La police allemande face à de nouvelles menaces

Selon un article du journal Junge Freiheit publié hier , tous les policiers sont menacés de licenciement en raison de leur appartenance à l’Alternative pour l’Allemagne (AfD). On ignore toutefois si la police procédera effectivement à de tels licenciements.
La note interne divulguée à Junge Freiheit indique que des employés travaillant pour la police « dans un parti classé comme définitivement d’extrême droite » ont soulevé des questions de loyauté envers la constitution.
La note interne menace désormais de « sanctions disciplinaires, y compris le licenciement », si des policiers sont reconnus comme membres du parti. L’Alternative pour l’Allemagne (AfD) est spécifiquement citée, ce qui correspond également à un décret publié le 29 août 2024.
Junge Freiheit cite Volker Boehme-Neßler, professeur de droit constitutionnel à Oldenburg, qui critique la position de la police fédérale.
« Si cela est vrai, c’est un véritable scandale », a-t-il écrit sur X. Il soutient que la Loi fondamentale garantit que les fonctionnaires peuvent conserver leur adhésion à des partis qui ne sont pas interdits.
« On ne peut donc pas licencier un fonctionnaire simplement parce qu’il est membre de l’AfD. »
En substance, menacer de se faire licencier par la police simplement parce qu’on est membre de l’AfD semble être illégal au regard de la Constitution allemande. Même le fait qu’un parti soit considéré comme « clairement d’extrême droite » n’est pas nécessairement une condition de licenciement, à moins que d’autres facteurs ne soient en jeu. Du moins selon la norme stipulée par Boehme-Neßler, une interdiction est d’abord nécessaire.

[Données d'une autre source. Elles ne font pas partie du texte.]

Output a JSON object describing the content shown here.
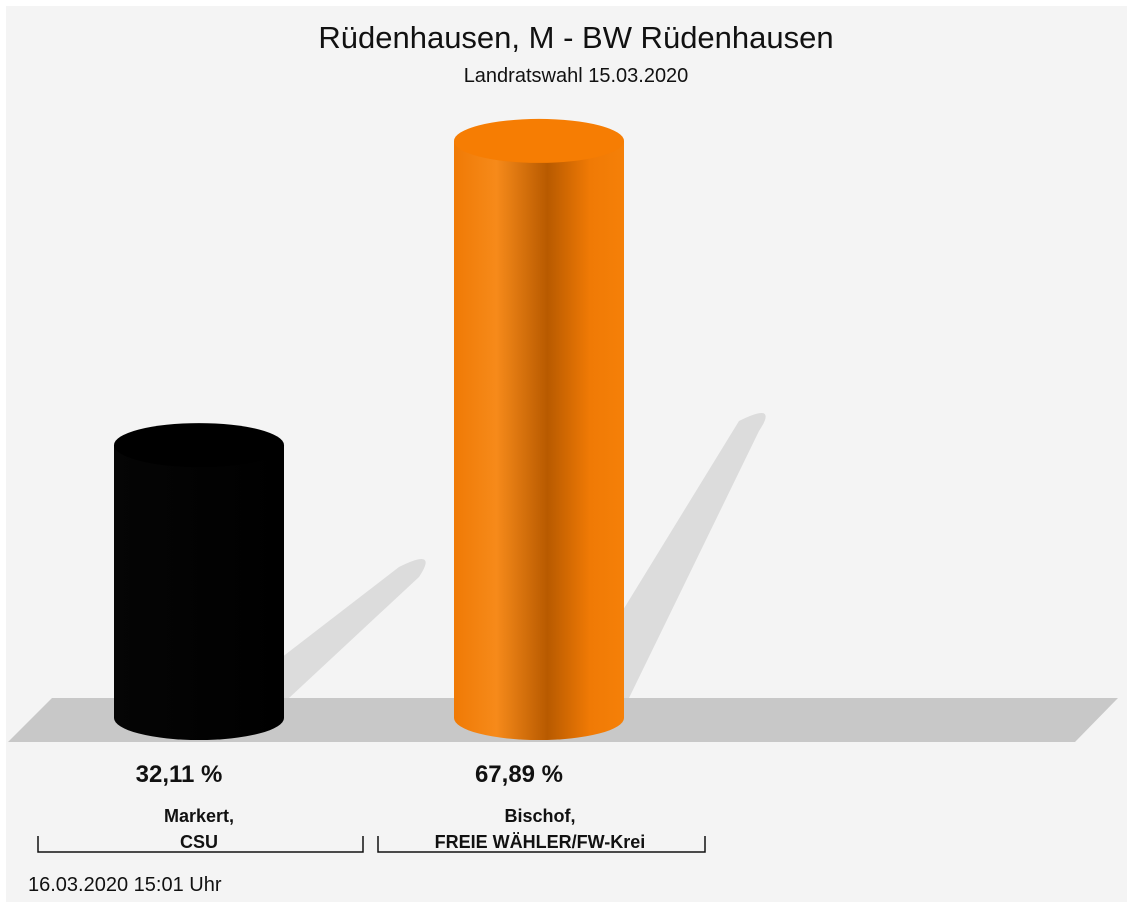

Les politiciens allemands travaillent à une interdiction, mais une telle mesure pourrait prendre des années à se concrétiser, si elle se concrétise un jour. L’AfD est actuellement cotée à 22 % des voix dans les sondages et est le deuxième parti le plus populaire du pays.
Toutefois, Junge Freiheit écrit que la note intranet n’indique pas explicitement que des membres seront licenciés – seulement que le potentiel existe.
« Si l’appartenance à un tel parti est connue, il existe suffisamment d’indices factuels pour justifier la suspicion d’une infraction disciplinaire, du moins si le fonctionnaire est activement impliqué dans un tel parti », peut-on lire sur le portail.
La note fait également référence aux associations régionales de l’AfD en Saxe et en Thuringe, où le parti est classé par les services régionaux de l’Office de protection de la Constitution (BfV) comme « certainement d’extrême droite ». Si un policier se présente comme candidat de l’AfD, il risque « l’ouverture obligatoire d’une procédure disciplinaire ».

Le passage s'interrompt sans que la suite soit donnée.